Price Target and Investment Risks: Aside from general market and other economic risks, risks particular to our price target and rating for Aeterna Zentaris Inc. include: 1) The interim analysis of the phase III perifosine trial; 2) The outcome of clinical development for the other pipeline products; 3) The ability of the company to raise capital; 4) Competitive products may limit market share penetration; and 5) Regulatory risk associated with EU, FDA, and Koseisho regulatory agencies in Europe, the United States, and Japan.

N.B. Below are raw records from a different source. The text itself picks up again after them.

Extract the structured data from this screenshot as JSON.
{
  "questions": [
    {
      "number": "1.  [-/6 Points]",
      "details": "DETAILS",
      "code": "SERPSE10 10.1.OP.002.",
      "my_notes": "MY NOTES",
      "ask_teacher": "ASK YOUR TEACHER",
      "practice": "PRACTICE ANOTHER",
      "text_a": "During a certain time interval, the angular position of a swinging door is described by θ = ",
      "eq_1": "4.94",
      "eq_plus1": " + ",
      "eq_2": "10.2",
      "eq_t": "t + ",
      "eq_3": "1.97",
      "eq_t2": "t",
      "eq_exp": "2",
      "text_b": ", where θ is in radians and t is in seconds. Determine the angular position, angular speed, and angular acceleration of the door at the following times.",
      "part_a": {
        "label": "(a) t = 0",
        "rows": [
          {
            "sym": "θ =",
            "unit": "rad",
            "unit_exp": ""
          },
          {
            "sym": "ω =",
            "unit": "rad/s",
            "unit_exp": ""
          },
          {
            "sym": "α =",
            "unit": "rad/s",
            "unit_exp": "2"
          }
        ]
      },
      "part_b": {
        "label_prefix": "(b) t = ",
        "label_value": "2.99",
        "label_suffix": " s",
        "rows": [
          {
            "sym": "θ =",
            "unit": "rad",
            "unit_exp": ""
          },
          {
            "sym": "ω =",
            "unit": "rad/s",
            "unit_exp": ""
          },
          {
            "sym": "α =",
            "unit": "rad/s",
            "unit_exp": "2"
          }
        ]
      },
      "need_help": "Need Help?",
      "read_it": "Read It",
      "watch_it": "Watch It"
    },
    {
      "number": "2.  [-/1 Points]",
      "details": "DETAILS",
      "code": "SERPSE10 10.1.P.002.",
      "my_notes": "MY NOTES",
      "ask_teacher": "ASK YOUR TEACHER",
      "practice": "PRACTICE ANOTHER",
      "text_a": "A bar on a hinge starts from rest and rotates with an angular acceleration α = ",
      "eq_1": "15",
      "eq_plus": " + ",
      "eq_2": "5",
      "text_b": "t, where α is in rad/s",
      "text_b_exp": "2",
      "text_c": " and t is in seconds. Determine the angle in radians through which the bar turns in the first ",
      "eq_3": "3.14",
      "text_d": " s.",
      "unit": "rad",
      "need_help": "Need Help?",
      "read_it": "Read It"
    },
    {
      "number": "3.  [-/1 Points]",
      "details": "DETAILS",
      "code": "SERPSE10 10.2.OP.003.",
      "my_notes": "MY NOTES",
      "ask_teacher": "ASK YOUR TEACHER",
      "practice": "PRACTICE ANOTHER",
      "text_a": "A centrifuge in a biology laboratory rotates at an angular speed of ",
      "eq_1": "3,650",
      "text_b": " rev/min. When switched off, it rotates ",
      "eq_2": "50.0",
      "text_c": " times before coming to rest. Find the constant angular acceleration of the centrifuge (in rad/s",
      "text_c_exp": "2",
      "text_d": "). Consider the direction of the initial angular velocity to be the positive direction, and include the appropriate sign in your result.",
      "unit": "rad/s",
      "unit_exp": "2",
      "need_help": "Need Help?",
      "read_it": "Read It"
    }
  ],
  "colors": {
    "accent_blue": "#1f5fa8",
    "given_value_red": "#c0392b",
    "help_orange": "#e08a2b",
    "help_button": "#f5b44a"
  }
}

RISK RATINGS Risk ratings take into account both fundamental criteria and price volatility. Speculative Fundamental Criteria: This is a risk rating assigned to early-stage companies with minimal to no revenues, lack of earnings, balance sheet concerns, and/or a short operating history. Accordingly, fundamental risk is expected to be significantly above the industry. Price Volatility: Because of the inherent fundamental criteria of the companies falling within this risk category, the price volatility is expected to be significant with the possibility that the investment could eventually be worthless. Speculative stocks may not be suitable for a significant class of individual investors. High Fundamental Criteria: This is a risk rating assigned to companies having below-average revenue and earnings visibility, negative cash flow, and low market cap or public float. Accordingly, fundamental risk is expected to be above the industry. Price volatility: The price volatility of companies falling within this category is expected to be above the industry. High-risk stocks may not be suitable for a significant class of individual investors. Medium Fundamental Criteria: This is a risk rating assigned to companies that may have average revenue and earnings visibility, positive cash flow, and is fairly liquid. Accordingly, both price volatility and fundamental risk are expected to approximate the industry average. Low Fundamental Criteria: This is a risk rating assigned to companies that may have above-average revenue and earnings visibility, positive cash flow, and is fairly liquid. Accordingly, both price volatility and fundamental risk are expected to be below the industry.